We’ve been following this group of PAALS pups since late November 2019 when the litter was born on Black Friday. Since then, we have been inside the foster home before their eyes were open, inside the vet visits for their puppy vaccines and there for the behavior testing to see who would stay and who would go to another service organization. The last time we got together in person was for a story on how their exposure training was going – starting at a local Publix. Clearly, right now, our filming in person is hold. But the pups do not have any time to waste in their quest to become service dogs.
“These puppies are working hard on their basic obedience,” said Liz Anderson, the Assistant Director of PAALS. “They’re just learning those basics to get those down. They’re excelling. We’re also learning to behaviorally be calm when people come up to meet and greet them. That’s a hard challenge for these puppies but they’re excelling at that too.”
The puppies are also working on sound exposures, even in quarantine. While they have had to forgo their exposure training in places like the grocery store during this time, they’re able to recreate many aspects of that training at the PAALS facility in Columbia. Part of the reason they’re seeing a lot of success with that has to do with their ability to keep trainers on staff, even in the midst of cutbacks.
"It is a huge positive that we've been able to keep our instructors on,” Katie and Madi actually have more time to train which is great actually… when these instructors train them eight hours a day, it's amazing what you can accomplish and how the dogs advance so much faster."
With eight hours a day to focus on the pups, trainers are starting to see Sassy, Skip and Hayden begin to show their personalities. For those of you who followed Winston’s PAALS journey on Sunrise over the past couple years, you’ll remember his easygoing, laidback personality.
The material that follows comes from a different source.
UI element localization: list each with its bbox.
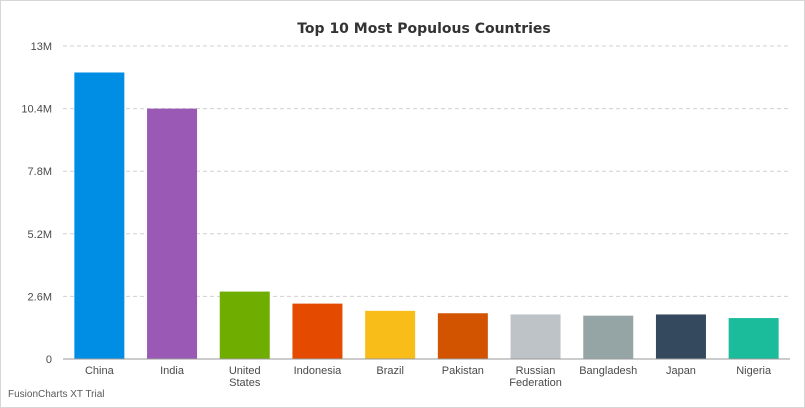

Liz says Skip, the only male of the litter left at PAALS, is the most like Winston in terms of personality. Sassy – though her namesake would suggest a spitfire personality – has started to calm down. As a puppy, she was bouncing off the walls and always excitable. Now, she's focused and Liz says her training has really started to take flight. Hayden, the once watchful, quiet and sometimes fearful pup has blossomed, becoming more confident by the day.
On April 29th the pups will be 5 months old. As you could imagine, this has been a tough time for the organization that trains dogs for individuals with varying abilities. Like many other nonprofit organizations, they have had to furlough some employees.
They’re working to stay connected on Facebook with the PAALS joy campaign, updating volunteers, staff, and supporters of how the dogs are doing during quarantine and how their training is progressing.
With Midlands Gives just ahead, PAALS has set a fundraising goal of $50,000.